(not that -> Thornton!)
So, I am seated at a table with my boss (ahem, manager), and we start talking about strategies to help speed up the transition of an older product into the dustbin of history while simultaneously spurring the sales of the replacement. "Let's do XXXX." someone says. Sounds like a plan. Then, a switch went off in my head. Given the level of tooth grinding I have been engaged in over the past few months, there was an audible 'click'. The switch got me to thinking of producer take-back and design for reuse. OK, the product that has been out in the market for 13+ years was not originally designed to be disassembled and reused/recycled, but isn't it possible that it has some salvage value? How does a company go about determining the value of an obsolete part?

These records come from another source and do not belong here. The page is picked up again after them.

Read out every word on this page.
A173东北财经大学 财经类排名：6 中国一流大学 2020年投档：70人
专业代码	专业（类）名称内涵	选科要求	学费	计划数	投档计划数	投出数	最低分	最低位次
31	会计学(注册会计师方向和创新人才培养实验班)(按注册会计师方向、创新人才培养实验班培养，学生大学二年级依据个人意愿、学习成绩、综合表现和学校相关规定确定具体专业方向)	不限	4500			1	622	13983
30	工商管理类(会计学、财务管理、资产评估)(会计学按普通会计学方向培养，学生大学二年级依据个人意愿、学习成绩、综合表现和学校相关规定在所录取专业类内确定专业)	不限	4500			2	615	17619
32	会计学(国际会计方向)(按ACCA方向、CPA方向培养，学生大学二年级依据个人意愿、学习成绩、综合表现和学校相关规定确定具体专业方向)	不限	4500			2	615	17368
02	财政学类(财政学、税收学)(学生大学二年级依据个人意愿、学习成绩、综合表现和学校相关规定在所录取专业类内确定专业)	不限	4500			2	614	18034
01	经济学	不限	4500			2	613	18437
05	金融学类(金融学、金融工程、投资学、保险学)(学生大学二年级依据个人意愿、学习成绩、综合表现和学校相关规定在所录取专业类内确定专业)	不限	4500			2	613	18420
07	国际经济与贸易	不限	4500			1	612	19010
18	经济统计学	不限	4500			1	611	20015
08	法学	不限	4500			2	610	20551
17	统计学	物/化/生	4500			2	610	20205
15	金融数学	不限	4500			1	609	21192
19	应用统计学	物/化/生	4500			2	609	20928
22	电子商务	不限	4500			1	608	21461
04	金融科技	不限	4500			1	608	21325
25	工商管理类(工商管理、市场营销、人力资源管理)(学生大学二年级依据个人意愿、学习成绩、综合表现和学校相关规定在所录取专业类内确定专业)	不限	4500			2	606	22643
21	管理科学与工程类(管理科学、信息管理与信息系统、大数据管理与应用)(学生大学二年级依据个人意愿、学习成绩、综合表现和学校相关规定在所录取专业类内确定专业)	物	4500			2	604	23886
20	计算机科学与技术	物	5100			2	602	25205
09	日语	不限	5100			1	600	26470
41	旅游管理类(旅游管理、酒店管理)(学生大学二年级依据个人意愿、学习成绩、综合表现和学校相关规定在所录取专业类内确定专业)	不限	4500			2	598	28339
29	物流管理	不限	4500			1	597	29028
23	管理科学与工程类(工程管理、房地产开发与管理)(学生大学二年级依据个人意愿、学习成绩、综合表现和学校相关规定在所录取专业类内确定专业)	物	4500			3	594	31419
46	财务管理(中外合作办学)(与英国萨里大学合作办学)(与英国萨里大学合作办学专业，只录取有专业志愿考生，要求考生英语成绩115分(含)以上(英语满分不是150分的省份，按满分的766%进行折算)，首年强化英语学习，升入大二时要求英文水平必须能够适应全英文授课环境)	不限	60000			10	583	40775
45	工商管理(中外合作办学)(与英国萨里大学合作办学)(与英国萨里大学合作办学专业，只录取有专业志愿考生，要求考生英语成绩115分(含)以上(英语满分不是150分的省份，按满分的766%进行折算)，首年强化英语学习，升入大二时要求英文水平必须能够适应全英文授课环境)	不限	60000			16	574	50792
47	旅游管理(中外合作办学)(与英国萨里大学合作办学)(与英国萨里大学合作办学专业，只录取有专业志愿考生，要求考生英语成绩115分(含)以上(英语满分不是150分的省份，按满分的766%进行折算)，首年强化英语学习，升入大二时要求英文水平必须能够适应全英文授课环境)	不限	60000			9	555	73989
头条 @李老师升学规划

Well (comments of the unenlightened) :
- Given the price increase in raw materials over the past few years, what materials are salvageable from the product?
- How much will the salvage cost?
- What is the market price of the salvaged material?
- How mush effort ($$$) will the customer commit to sending the material back?
- Is the end-user concerned about the responsibility for the product's disposal?
- How would one quantify the value of removing obsolete products from the market?
- From a carbon emissions perspective: (not today!)
- Will employees care about - be motivated by - the idea of conservation?
- How much will it cost to disassemble (hire local HS kids through Craigslist)?
- Is there government $$$ for this (spur aggregate demand)?
Oh, by the way, Where in the World is Corporate Responsibility?, not Carmen Sandiego.